We split up all learners into seperate jobs, all you need to do is to specify how many cores per job you want.

## Simple example

In [None]:
import adaptive_scheduler

def goal(learner):
    return learner.npoints > 200

run_manager = adaptive_scheduler.server_support.RunManager(
    learners_file="learners_file.py",
    goal=goal,
    cores_per_job=12,
    log_interval=30,
    save_interval=30,
)
run_manager.start()

In [None]:
# See the current queue with
import pandas as pd
queue = adaptive_scheduler.slurm.queue()
df = pd.DataFrame(queue).transpose()
df.head()

In [None]:
# Read the logfiles and put it in a `pandas.DataFrame`.
# This only returns something when there are log-files to parse!
# So after `run_manager.log_interval` has passed.
df = run_manager.parse_log_files()
df.head()

In [None]:
# See the database
df = pd.DataFrame(run_manager.get_database())
df.head()

In [None]:
# After the calculation started and some data has been saved, we can display the learners
import adaptive
from learners_file import learners, fnames, combos
from adaptive_scheduler.utils import load_parallel
adaptive.notebook_extension()
load_parallel(learners, fnames)

learner = adaptive.BalancingLearner(learners, cdims=combos)
learner.plot()

## Extended example
Sometimes you cannot formulate your problem with Adaptive, instead you just want to run a function as a sequence of parameters.

Surprisingly, this approach with a `SequenceLearner` [is slightly faster than `ipyparallel.Client.map`](https://github.com/python-adaptive/adaptive/pull/193#issuecomment-491062073).

In [None]:
%%writefile learners_file_sequence.py

import numpy as np

from adaptive_scheduler.sequence_learner import SequenceLearner # https://github.com/python-adaptive/adaptive/pull/193
from adaptive_scheduler.utils import split, combo_to_fname
from adaptive.utils import named_product


def g(combo):
    combo = dict(combo)  # the sequence learner passes dicts as tuples
    x, y, z = combo['x'], combo['y'], combo['z']

    for _ in range(5):  # Burn some CPU time just because
        np.linalg.eig(np.random.rand(1000, 1000))

    return x ** 2 + y ** 2 + z ** 2


combos = named_product(x=np.linspace(0, 10), y=np.linspace(-1, 1), z=np.linspace(-3, 3))

print(f"Length of combos: {len(combos)}.")


# We could run this as 1 job with N nodes, but we can also split it up in multiple jobs.
# This is desireable when you don't want to run a single job with 300 nodes for example.
njobs = 100
split_combos = list(split(combos, njobs))

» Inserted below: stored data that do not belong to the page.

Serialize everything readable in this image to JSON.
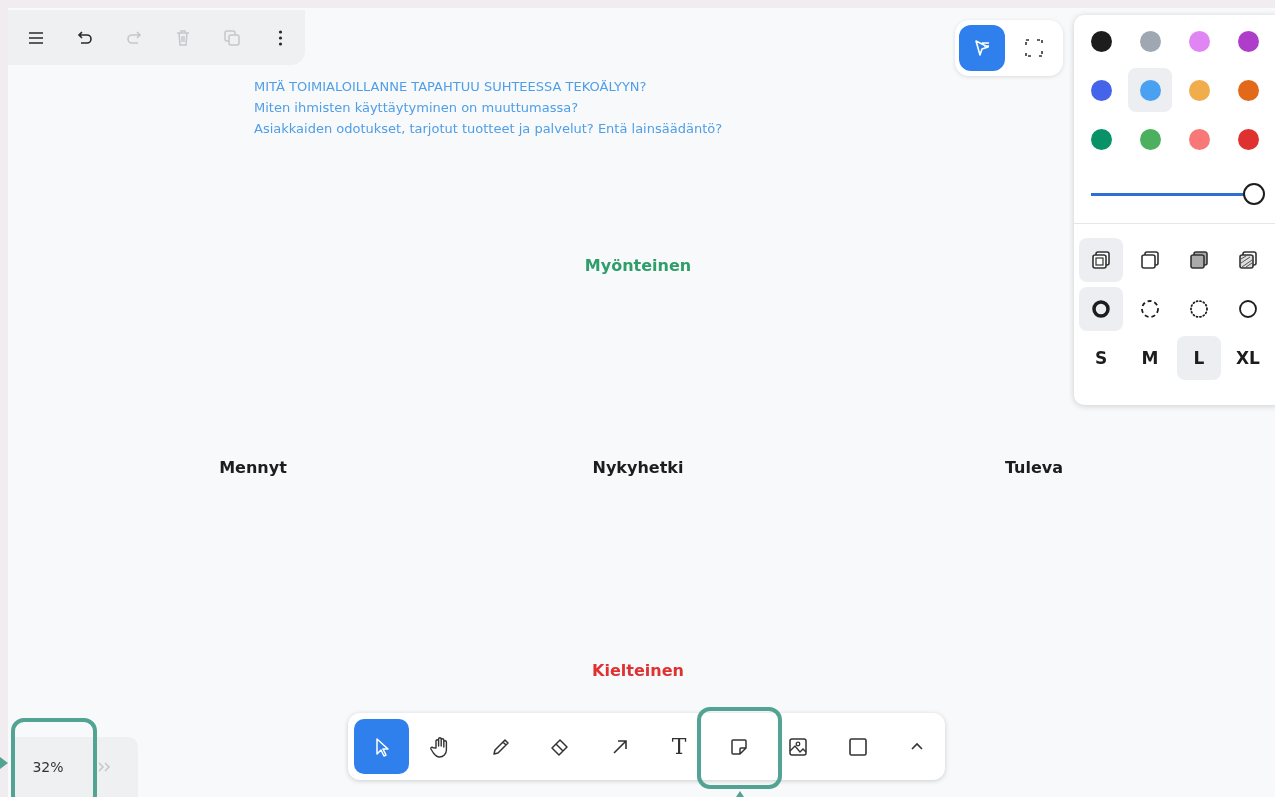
{
  "menu_bar": [
    {
      "kind": "menu",
      "disabled": false
    },
    {
      "kind": "undo",
      "disabled": false
    },
    {
      "kind": "redo",
      "disabled": true
    },
    {
      "kind": "delete",
      "disabled": true
    },
    {
      "kind": "duplicate",
      "disabled": true
    },
    {
      "kind": "more",
      "disabled": false
    }
  ],
  "prompt": {
    "text": "MITÄ TOIMIALOILLANNE TAPAHTUU SUHTEESSA TEKOÄLYYN?\nMiten ihmisten käyttäytyminen on muuttumassa?\nAsiakkaiden odotukset, tarjotut tuotteet ja palvelut? Entä lainsäädäntö?",
    "color": "#4f9ee8"
  },
  "axis_labels": {
    "top": {
      "text": "Myönteinen",
      "color": "#2f9e6a"
    },
    "left": {
      "text": "Mennyt",
      "color": "#1d1d1d"
    },
    "center": {
      "text": "Nykyhetki",
      "color": "#1d1d1d"
    },
    "right": {
      "text": "Tuleva",
      "color": "#1d1d1d"
    },
    "bottom": {
      "text": "Kielteinen",
      "color": "#e03131"
    }
  },
  "mode_buttons": [
    {
      "kind": "select-mode",
      "selected": true
    },
    {
      "kind": "focus",
      "selected": false
    }
  ],
  "style_panel": {
    "colors": [
      {
        "color": "#1d1d1d",
        "selected": false
      },
      {
        "color": "#9fa8b2",
        "selected": false
      },
      {
        "color": "#e085f4",
        "selected": false
      },
      {
        "color": "#ae3ec9",
        "selected": false
      },
      {
        "color": "#4465e9",
        "selected": false
      },
      {
        "color": "#4ba1f1",
        "selected": true
      },
      {
        "color": "#f1ac4b",
        "selected": false
      },
      {
        "color": "#e16919",
        "selected": false
      },
      {
        "color": "#099268",
        "selected": false
      },
      {
        "color": "#4cb05e",
        "selected": false
      },
      {
        "color": "#f87777",
        "selected": false
      },
      {
        "color": "#e03131",
        "selected": false
      }
    ],
    "opacity": {
      "level": 1
    },
    "fills": [
      {
        "kind": "none",
        "selected": true
      },
      {
        "kind": "semi",
        "selected": false
      },
      {
        "kind": "solid",
        "selected": false
      },
      {
        "kind": "pattern",
        "selected": false
      }
    ],
    "dashes": [
      {
        "kind": "draw",
        "selected": true
      },
      {
        "kind": "dashed",
        "selected": false
      },
      {
        "kind": "dotted",
        "selected": false
      },
      {
        "kind": "solid",
        "selected": false
      }
    ],
    "sizes": [
      {
        "label": "S",
        "selected": false
      },
      {
        "label": "M",
        "selected": false
      },
      {
        "label": "L",
        "selected": true
      },
      {
        "label": "XL",
        "selected": false
      }
    ]
  },
  "zoom": {
    "value": "32%",
    "highlighted": true
  },
  "tools": [
    {
      "kind": "select",
      "selected": true,
      "highlighted": false
    },
    {
      "kind": "hand",
      "selected": false,
      "highlighted": false
    },
    {
      "kind": "draw",
      "selected": false,
      "highlighted": false
    },
    {
      "kind": "eraser",
      "selected": false,
      "highlighted": false
    },
    {
      "kind": "arrow",
      "selected": false,
      "highlighted": false
    },
    {
      "kind": "text",
      "selected": false,
      "highlighted": false,
      "label": "T"
    },
    {
      "kind": "note",
      "selected": false,
      "highlighted": true
    },
    {
      "kind": "image",
      "selected": false,
      "highlighted": false
    },
    {
      "kind": "rectangle",
      "selected": false,
      "highlighted": false
    },
    {
      "kind": "more",
      "selected": false,
      "highlighted": false
    }
  ]
}
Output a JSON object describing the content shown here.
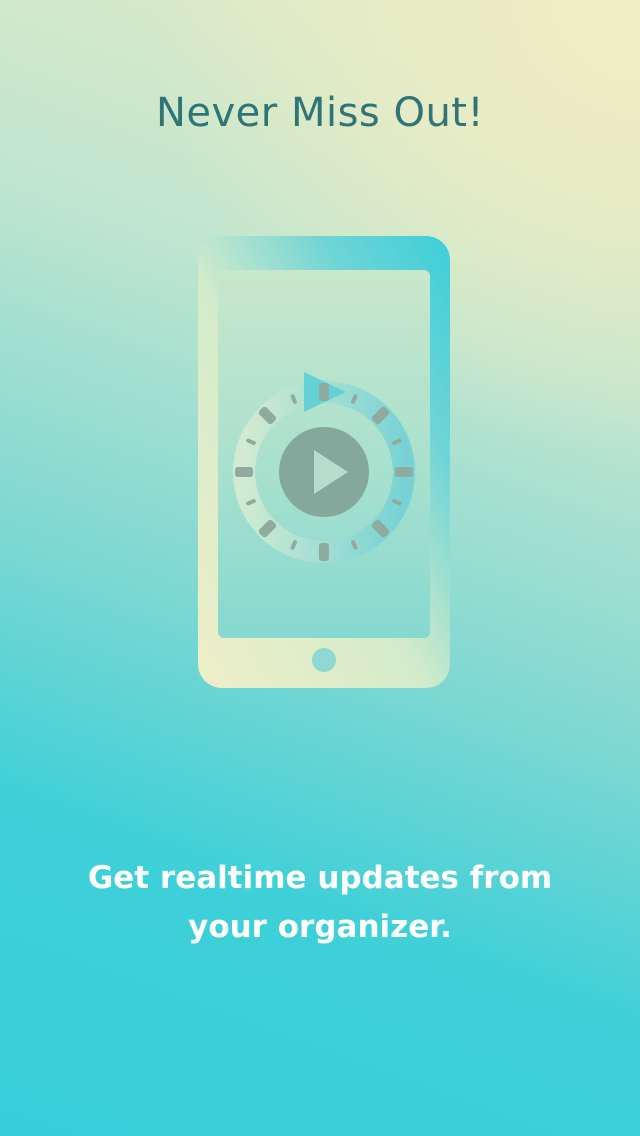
{
  "screen": {
    "title": "Never Miss Out!",
    "subtitle": "Get realtime updates from your organizer.",
    "illustration": {
      "device_icon": "smartphone-icon",
      "center_icon": "play-icon",
      "ring_icon": "refresh-cycle-icon"
    }
  },
  "colors": {
    "title_text": "#2f7576",
    "subtitle_text": "#ffffff",
    "gradient_light": "#eaecc4",
    "gradient_teal": "#36cfd9"
  }
}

print(f"Length of split_combos: {len(split_combos)} and length of split_combos[0]: {len(split_combos[0])}.")

learners, fnames = [], []
learners = [SequenceLearner(g, combos_part) for combos_part in split_combos]
fnames = [combo_to_fname(combos_part[0], folder="data") for combos_part in split_combos]

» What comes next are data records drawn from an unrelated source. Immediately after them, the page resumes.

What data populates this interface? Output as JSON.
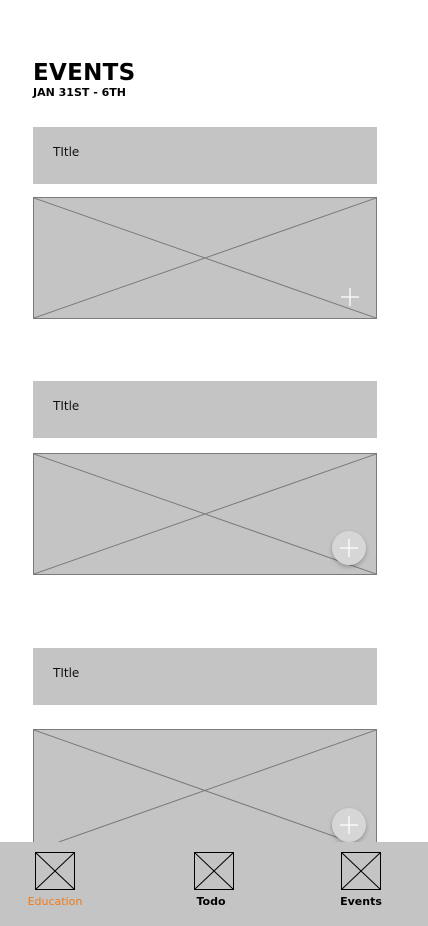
{
  "header": {
    "title": "EVENTS",
    "subtitle": "JAN 31ST - 6TH"
  },
  "events": [
    {
      "title": "TItle",
      "action_icon": "plus-icon"
    },
    {
      "title": "TItle",
      "action_icon": "plus-icon"
    },
    {
      "title": "TItle",
      "action_icon": "plus-icon"
    }
  ],
  "nav": {
    "items": [
      {
        "label": "Education",
        "icon": "image-placeholder-icon",
        "active": true
      },
      {
        "label": "Todo",
        "icon": "image-placeholder-icon",
        "active": false
      },
      {
        "label": "Events",
        "icon": "image-placeholder-icon",
        "active": false
      }
    ]
  },
  "colors": {
    "active": "#f07a1a",
    "placeholder": "#c4c4c4",
    "text": "#000000"
  }
}
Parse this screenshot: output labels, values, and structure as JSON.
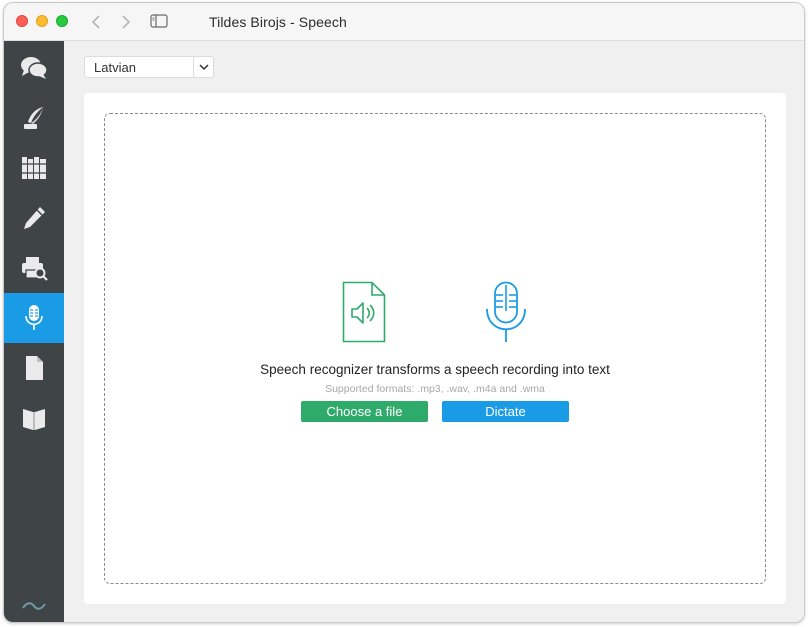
{
  "window": {
    "title": "Tildes Birojs - Speech"
  },
  "sidebar": {
    "items": [
      {
        "icon": "chat-bubbles-icon",
        "active": false
      },
      {
        "icon": "quill-pen-icon",
        "active": false
      },
      {
        "icon": "books-icon",
        "active": false
      },
      {
        "icon": "pencil-icon",
        "active": false
      },
      {
        "icon": "printer-search-icon",
        "active": false
      },
      {
        "icon": "microphone-icon",
        "active": true
      },
      {
        "icon": "document-icon",
        "active": false
      },
      {
        "icon": "open-book-icon",
        "active": false
      }
    ],
    "footer_icon": "tilde-wave-icon"
  },
  "language_select": {
    "value": "Latvian"
  },
  "speech": {
    "headline": "Speech recognizer transforms a speech recording into text",
    "formats": "Supported formats: .mp3, .wav, .m4a and .wma",
    "choose_file_label": "Choose a file",
    "dictate_label": "Dictate"
  },
  "colors": {
    "sidebar_bg": "#3f4447",
    "accent_blue": "#1a9be6",
    "accent_green": "#2eaa6b"
  }
}
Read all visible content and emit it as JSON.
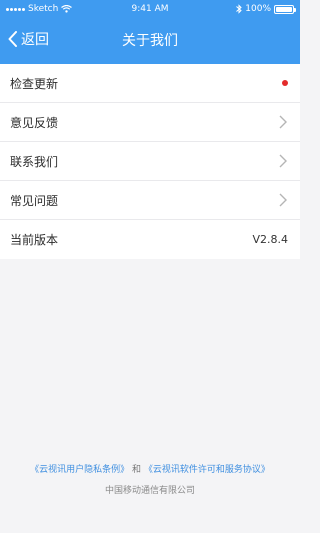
{
  "status_bar": {
    "carrier": "Sketch",
    "time": "9:41 AM",
    "battery": "100%",
    "battery_level": 1.0,
    "icons": [
      "signal-icon",
      "wifi-icon",
      "bluetooth-icon",
      "battery-icon"
    ]
  },
  "nav": {
    "back_label": "返回",
    "title": "关于我们"
  },
  "menu": {
    "items": [
      {
        "label": "检查更新",
        "indicator": "red-dot"
      },
      {
        "label": "意见反馈",
        "indicator": "chevron"
      },
      {
        "label": "联系我们",
        "indicator": "chevron"
      },
      {
        "label": "常见问题",
        "indicator": "chevron"
      },
      {
        "label": "当前版本",
        "value": "V2.8.4"
      }
    ]
  },
  "footer": {
    "privacy_link": "《云视讯用户隐私条例》",
    "and_text": "和",
    "license_link": "《云视讯软件许可和服务协议》",
    "company": "中国移动通信有限公司"
  },
  "colors": {
    "header": "#3f9bf0",
    "background": "#f4f4f6",
    "dot": "#e32b2b",
    "link": "#3f8fe0"
  }
}
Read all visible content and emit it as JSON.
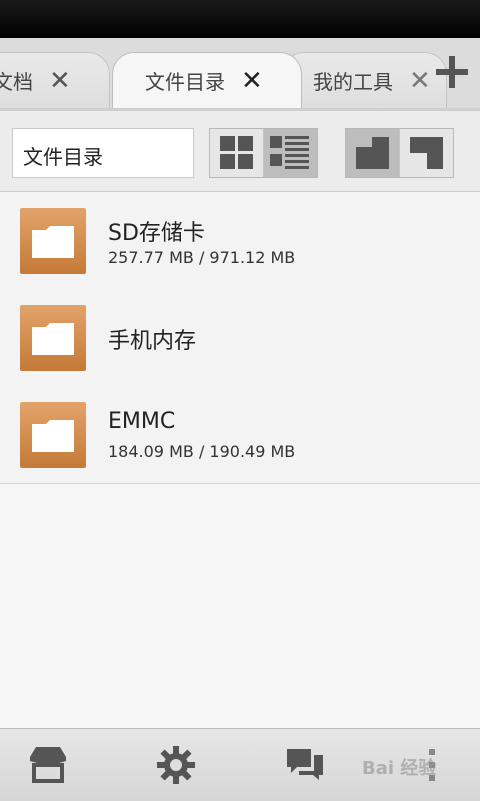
{
  "tabs": [
    {
      "label": "的文档",
      "close": "✕",
      "active": false
    },
    {
      "label": "文件目录",
      "close": "✕",
      "active": true
    },
    {
      "label": "我的工具",
      "close": "✕",
      "active": false
    }
  ],
  "tab_add_icon": "plus-icon",
  "toolbar": {
    "path": "文件目录",
    "view_modes": [
      "grid-view-icon",
      "list-view-icon"
    ],
    "selected_view": "list",
    "pane_modes": [
      "single-pane-icon",
      "dual-pane-icon"
    ],
    "selected_pane": "single"
  },
  "storage": [
    {
      "name": "SD存储卡",
      "usage": "257.77 MB / 971.12 MB",
      "icon": "folder-icon"
    },
    {
      "name": "手机内存",
      "usage": "",
      "icon": "folder-icon"
    },
    {
      "name": "EMMC",
      "usage": "184.09 MB / 190.49 MB",
      "icon": "folder-icon"
    }
  ],
  "bottom_nav": [
    "store-icon",
    "settings-gear-icon",
    "chat-icon",
    "more-vertical-icon"
  ],
  "watermark": "Bai 经验",
  "colors": {
    "folder_top": "#e2a36b",
    "folder_bottom": "#c57a36",
    "selected_button": "#bdbdbd"
  }
}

We now start the `RunManager` with a lot of arguments to showcase some of the options you can use to customize your run.

In [None]:
from functools import partial
import adaptive_scheduler

job_script = partial(
    adaptive_scheduler.slurm.make_job_script,
    executor_type="ipyparallel",
    extra_sbatch=["--exclusive", "--time=24:00:00"],
    extra_env_vars=["PYTHONPATH='my_dir:$PYTHONPATH'"],
)


def goal(learner):
    return learner.done()  # the standard goal for a SequenceLearner


run_manager2 = adaptive_scheduler.server_support.RunManager(
    goal=goal,
    cores_per_job=24,
    log_interval=10,
    save_interval=30,
    runner_kwargs=dict(retries=5, raise_if_retries_exceeded=False),
    job_script_function=job_script,
    executor_type="ipyparallel",
    kill_on_error="srun: error:",  # cancel a job if this is inside a log
    log_file_folder="logs",
    learners_file="learners_file_sequence.py",  # the file that has `learners` and `fnames`
    job_name="example-sequence",  # this is used to generate unqiue job names
    db_fname="example-sequence.json",  # the database keeps track of job_id <-> (learner, is_done)
    start_job_manager_kwargs=dict(
        max_fails_per_job=10,  # the RunManager is cancelled after njobs * 10 fails
        max_simultaneous_jobs=300,  # limit the amount of simultaneous jobs
        python_executable="/escratch/home/t-banij/miniconda3/envs/py37/bin/python",
    ),
)

In [None]:
run_manager2.start()

In [None]:
df = run_manager2.parse_log_files()
df.head()

In [None]:
from learners_file_sequence import learners, fnames, combos
import adaptive
from adaptive_scheduler.utils import load_parallel
load_parallel(learners, fnames)
result = sum([l.result() for l in learners], [])  # combine all learner's result into 1 list

# Step 2 (option 2): the manual way 

The `adaptive_scheduler.server_support.RunManager` above essentially does everything we do below.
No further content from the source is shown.